The general polygon approach uses a single list of points that represents rectangles or trapezoids used to construct the polygons contained in an IC layout. Each rectangle or trapezoid has parallel sides with the same orientation and is defined by four points. Complex polygons are represented by placing multiple trapezoids adjacent to each other. The general polygon approach is arbitrary and provides the flexibility to represent any layout geometry. There is no preferred orientation or "winding direction" in the trapezoids. That is, a trapezoid is not referenced with respect to a particular corner and the sides of a trapezoid are not ordered e.g. with respect to current flow. However, the arbitrary nature makes the general polygon approach difficult to implement in software. Because most synthesis software limits the number of points that can be contained in a single polygon, some complex polygons containing numerous trapezoids must be fractured into smaller polygons. The need to fracture a polygon into many trapezoids or rectangles obscures its purpose, and it is difficult to determine useful properties such as resistance or transistor device size. Also, relatively simple changes in the polygons can result in wholesale restructuring of the trapezoid representation. Many tools use only rectangles because the algorithms required to manipulate non-orthogonal geometry built from trapezoids are complex. Large quantities of trapezoids or rectangles are required to represent all but the simplest polygons, and useful operations like inserting a bend in a wire are difficult because they have no direct analog in a list of concatenated trapezoids.
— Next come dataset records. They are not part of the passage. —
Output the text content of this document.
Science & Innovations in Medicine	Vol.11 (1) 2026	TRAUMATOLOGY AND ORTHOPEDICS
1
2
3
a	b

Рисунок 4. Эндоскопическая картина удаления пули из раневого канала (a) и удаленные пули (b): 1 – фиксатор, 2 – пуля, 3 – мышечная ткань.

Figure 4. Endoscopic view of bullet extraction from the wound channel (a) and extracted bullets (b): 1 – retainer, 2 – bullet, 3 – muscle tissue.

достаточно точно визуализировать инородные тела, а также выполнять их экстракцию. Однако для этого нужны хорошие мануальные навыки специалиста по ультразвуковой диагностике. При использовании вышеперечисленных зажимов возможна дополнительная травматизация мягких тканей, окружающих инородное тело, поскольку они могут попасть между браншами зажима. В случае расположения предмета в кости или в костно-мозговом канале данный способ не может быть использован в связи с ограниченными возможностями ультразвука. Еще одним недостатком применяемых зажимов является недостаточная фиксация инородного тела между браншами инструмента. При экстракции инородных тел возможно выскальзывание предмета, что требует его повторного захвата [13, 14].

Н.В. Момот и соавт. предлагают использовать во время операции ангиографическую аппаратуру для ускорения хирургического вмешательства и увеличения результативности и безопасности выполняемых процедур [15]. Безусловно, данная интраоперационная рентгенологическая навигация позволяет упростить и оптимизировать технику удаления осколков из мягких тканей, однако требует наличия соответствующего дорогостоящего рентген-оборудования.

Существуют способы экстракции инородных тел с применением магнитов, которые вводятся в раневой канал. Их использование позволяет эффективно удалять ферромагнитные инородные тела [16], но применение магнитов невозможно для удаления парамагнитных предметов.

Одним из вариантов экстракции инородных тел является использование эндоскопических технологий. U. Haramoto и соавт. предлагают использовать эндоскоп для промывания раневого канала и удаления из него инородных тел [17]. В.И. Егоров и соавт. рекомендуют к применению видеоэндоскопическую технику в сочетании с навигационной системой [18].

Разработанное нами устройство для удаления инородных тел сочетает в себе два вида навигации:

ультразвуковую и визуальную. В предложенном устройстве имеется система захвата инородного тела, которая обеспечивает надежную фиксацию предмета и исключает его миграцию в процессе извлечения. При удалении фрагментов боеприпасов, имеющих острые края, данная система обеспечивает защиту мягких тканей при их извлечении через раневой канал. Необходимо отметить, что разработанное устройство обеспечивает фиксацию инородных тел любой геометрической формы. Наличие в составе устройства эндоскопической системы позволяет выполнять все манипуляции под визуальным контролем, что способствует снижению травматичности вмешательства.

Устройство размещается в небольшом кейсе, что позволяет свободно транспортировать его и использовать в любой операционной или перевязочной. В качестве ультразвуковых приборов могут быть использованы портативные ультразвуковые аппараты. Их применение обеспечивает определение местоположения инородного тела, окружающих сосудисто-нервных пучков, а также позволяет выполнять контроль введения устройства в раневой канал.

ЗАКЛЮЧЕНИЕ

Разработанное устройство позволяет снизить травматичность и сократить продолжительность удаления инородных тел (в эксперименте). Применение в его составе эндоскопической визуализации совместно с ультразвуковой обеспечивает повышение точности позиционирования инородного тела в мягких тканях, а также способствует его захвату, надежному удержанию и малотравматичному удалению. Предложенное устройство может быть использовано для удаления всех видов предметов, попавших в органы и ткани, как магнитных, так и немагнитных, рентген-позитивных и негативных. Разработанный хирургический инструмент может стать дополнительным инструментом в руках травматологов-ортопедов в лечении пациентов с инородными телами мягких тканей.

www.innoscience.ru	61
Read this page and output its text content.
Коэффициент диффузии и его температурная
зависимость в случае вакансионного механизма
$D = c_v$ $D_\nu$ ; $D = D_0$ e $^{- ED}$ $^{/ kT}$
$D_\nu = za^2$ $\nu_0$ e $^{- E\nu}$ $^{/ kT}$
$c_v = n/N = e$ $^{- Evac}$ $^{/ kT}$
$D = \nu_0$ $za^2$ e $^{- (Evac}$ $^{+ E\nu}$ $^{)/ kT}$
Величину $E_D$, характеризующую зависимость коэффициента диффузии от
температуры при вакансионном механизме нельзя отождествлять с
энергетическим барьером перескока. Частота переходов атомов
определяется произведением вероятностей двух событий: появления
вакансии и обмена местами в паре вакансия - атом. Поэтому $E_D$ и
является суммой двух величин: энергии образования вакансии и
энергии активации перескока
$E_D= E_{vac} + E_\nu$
Finally, some implementations of the general polygon approach represent the entire design space, including any unused space between polygons, which increases the polygon count and requires more data to represent the layout.
The wire or path approach represents polygons using a center line and a polygon width for each point along the center line. The simplicity of this approach is easily implemented in synthesis tools and can simplify routing between diffusion islands. Also, the width and resistance of a path can be easily calculated. Most layout geometry can be represented without concatenating wires or placing wires next to each other, and this approach is used in many routing tools. However, the path approach requires that polygons have parallel sides, which makes it unsuitable for more complex shapes, such as octagon-shaped contacts, irregular-shaped diffusion islands, or wires that vary in width.
In view of the need to represent polygons in IC layout synthesis tools and the limitations in existing approaches, an alternative approach for representing polygons in an IC layout is highly desirable.